Vom vereinigten Deutschland zum geeinten Europa: Frankreichs Präsident Emmanuel Macron ist Ehrengast beim 35. Tag der Deutschen Einheit Foto: Jean-Christophe Verhaegen/POOL AFP/dpa
Es riecht nach frischer Farbe. Zwei Männer tunken Malerrollen an Teleskopstangen in Eimer auf dem Bürgersteig. Dort, wo vor wenigen Minuten noch ein mannshohes Graffiti den 1. FC Saarbrücken feierte, glitzert jetzt weiße Farbe. Es ist Mittwochmorgen, noch zwei Tage bis zum großen Ereignis – und die ganze Stadt ist im Umbau. Weil das Saarland in diesem Jahr den Vorsitz im Bundesrat innehat, finden die Feierlichkeiten zum Tag der deutschen Einheit in der saarländischen Hauptstadt statt. Drei Tage Nationalfeiertag, mit Bürgerfest, Gottesdienst, offiziellem Festakt, Hunderttausenden Gästen.
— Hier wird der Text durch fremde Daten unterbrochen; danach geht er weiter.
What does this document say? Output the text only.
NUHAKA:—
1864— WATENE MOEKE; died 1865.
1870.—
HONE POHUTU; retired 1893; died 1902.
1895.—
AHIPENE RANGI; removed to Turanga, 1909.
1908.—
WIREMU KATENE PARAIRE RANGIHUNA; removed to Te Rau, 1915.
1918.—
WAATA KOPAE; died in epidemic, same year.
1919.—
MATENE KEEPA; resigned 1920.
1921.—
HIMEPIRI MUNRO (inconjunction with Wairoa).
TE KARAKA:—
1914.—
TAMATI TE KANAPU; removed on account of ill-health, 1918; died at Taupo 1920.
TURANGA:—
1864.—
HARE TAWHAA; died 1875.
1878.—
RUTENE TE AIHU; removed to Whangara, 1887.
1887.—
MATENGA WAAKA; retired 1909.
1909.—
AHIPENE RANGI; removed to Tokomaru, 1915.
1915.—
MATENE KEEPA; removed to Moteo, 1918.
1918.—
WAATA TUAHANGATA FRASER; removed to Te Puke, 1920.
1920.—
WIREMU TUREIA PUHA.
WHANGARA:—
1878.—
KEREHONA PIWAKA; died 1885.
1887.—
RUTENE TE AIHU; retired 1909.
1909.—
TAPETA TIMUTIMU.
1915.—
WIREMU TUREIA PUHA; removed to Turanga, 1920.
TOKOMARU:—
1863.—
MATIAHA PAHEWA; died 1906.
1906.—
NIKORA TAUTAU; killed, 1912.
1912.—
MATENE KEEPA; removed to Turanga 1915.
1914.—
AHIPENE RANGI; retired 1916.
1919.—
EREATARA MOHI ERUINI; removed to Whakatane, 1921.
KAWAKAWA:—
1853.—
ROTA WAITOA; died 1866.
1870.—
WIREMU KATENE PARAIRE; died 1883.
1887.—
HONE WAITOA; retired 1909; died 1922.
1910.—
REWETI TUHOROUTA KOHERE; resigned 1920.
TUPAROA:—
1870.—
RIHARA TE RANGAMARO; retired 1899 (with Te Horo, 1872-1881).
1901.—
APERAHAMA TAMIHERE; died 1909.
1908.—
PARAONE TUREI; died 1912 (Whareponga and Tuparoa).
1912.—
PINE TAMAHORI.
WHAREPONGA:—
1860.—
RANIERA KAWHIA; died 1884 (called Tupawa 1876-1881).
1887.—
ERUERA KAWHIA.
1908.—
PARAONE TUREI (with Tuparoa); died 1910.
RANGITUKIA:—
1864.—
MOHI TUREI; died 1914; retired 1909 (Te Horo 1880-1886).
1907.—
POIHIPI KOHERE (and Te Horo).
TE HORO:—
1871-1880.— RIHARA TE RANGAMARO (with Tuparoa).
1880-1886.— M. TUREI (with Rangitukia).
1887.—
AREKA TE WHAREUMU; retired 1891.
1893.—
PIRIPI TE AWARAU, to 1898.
Die Straßen sind gesperrt, der Alltag in der Stadt lahmgelegt. Saarbrücken als einzige Flaniermeile, die sich über die gesamte Innenstadt erstreckt, vom Bahnhof über die Einkaufsstraße, durch die Altstadt, zum Landtag und darüber hinaus bis in den Osten der Stadt.